Inevitably, thinking about how much I miss people, I think about the library. It is not just the place where I enjoy running into folks I know, it's a place where all the people I know enjoy running into folks they know. How many times have I thought and written that, absent people, the library ceases to be a library, becomes just a large brick building full of inanimate things? But when people walk through the door, those things spring to life, become books and movies, public computers and music CDs—things that only have meaning when people use them, things that flower in the presence of humanity. And now they're all just sitting there, gathering dust.
Ever since Benjamin Franklin enlisted a group of his friends to found what was arguably the world's first public library, libraries in America have belonged not to one person or a special elite, but to everyone. They are created by the community for the community. Indeed, we believe our library so important to the health of our community that we give of our own treasure to make it public, its holdings available free of charge to each of our fellow citizens regardless of station or worth. It is a remarkable institution, when you think about it, unique in the history of humankind.

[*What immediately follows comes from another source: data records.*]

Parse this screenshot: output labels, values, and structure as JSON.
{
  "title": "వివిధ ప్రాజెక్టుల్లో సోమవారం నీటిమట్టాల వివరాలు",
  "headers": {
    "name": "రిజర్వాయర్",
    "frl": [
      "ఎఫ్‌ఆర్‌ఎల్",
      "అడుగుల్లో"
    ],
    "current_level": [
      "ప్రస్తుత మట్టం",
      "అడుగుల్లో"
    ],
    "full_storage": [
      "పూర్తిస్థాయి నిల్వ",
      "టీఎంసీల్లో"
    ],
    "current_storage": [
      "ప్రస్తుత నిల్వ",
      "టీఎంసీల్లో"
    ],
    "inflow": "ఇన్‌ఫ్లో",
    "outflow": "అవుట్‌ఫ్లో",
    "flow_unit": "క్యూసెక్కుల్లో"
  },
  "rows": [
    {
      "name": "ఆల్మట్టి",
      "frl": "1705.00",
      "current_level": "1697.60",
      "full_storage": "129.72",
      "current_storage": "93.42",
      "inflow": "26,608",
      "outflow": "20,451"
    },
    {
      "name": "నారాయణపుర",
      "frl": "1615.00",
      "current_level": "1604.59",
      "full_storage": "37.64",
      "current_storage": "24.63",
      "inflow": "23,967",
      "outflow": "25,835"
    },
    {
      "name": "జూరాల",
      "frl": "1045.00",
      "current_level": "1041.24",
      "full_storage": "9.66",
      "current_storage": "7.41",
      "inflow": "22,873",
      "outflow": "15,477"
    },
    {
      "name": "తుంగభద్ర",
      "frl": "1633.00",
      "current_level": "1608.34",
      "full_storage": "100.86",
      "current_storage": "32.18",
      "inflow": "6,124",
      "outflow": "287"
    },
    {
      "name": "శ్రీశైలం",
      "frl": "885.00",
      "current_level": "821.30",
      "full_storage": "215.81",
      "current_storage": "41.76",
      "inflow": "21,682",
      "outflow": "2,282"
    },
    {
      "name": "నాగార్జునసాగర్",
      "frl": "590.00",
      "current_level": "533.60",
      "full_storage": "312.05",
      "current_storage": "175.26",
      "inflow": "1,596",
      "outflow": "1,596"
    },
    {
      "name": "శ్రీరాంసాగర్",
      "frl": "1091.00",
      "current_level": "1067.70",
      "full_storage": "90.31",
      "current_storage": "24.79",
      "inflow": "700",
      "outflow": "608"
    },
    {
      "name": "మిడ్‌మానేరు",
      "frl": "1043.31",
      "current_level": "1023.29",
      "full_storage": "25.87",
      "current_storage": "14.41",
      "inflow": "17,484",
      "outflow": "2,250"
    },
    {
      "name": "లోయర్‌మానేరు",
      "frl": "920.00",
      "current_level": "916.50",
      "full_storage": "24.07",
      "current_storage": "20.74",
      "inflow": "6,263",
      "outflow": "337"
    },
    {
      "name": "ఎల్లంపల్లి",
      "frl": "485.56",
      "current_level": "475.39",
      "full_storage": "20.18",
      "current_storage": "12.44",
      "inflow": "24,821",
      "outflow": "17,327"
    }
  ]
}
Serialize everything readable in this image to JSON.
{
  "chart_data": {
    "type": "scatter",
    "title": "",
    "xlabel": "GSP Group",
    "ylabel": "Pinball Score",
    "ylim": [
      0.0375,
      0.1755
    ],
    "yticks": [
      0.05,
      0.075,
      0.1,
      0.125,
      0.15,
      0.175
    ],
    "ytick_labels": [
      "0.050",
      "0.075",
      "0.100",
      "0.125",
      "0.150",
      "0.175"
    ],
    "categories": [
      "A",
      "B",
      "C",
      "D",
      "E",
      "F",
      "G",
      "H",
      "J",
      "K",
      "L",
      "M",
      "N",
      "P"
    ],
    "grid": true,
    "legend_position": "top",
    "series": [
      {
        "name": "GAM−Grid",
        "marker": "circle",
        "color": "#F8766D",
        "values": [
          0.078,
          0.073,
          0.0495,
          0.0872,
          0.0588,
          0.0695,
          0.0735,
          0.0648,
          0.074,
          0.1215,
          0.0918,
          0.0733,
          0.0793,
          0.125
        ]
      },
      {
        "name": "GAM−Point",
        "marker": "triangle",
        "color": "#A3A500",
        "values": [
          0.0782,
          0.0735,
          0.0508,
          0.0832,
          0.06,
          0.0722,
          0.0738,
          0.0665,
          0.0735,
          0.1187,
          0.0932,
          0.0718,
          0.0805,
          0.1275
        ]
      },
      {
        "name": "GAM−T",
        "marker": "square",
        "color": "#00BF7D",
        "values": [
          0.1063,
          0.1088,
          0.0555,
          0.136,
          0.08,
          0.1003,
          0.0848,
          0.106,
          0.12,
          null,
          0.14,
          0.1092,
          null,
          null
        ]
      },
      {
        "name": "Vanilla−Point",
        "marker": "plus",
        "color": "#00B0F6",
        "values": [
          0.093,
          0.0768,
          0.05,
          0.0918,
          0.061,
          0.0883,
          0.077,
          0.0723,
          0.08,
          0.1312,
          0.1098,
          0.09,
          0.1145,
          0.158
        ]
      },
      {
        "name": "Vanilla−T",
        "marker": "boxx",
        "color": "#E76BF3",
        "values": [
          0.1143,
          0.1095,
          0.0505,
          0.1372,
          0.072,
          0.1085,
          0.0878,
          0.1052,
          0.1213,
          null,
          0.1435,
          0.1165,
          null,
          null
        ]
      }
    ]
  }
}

And it is, as I have said, first and foremost a community endeavor. So now, we, the people of Talbot County, must take up Franklin's baton and carry the library forward, maintain it for our friends and neighbors, the people we built the library for in the first place. Though we cannot visit the building now, those of us with computers at home can still take advantage of the library's multiple online offerings by visiting its website (www.tcfl.org). There we can search its eResources for information on everything from how to repair the muffler on a 1968 Ford Fairlane (Chilton Library) to what was great-Aunt Maude's maiden name (Ancestry Library Edition). We can go to the “About” tab, click on “Contact Us” in the drop-down menu, and ask a librarian to research pretty much anything for us.
But because not everyone in Talbot County has a computer, and some of those that do may be unsure how to access and use the library's eResources, those of us who can need to reach out to those who can't: we need to become the library for those we care about. Please, for the sake of the health and harmony of the community we love, call the people you know, check up on your friends and neighbors, especially those who live alone. Make sure they're all right. And if, like most of us, they're going a little stir crazy at home, would like to feel as if they're still engaged with the world, still capable of learning and growing, ask them if there's some information you can look up for them in the library's eResources or a question you can submit for them to the library's staff. As someone who's been doing this sort of thing for years now, in a sense being the library for the people of Talbot County, I can assure you it's going to make you feel just as good as it does the people you help. This way, together, we create not a physical library, but a library of souls.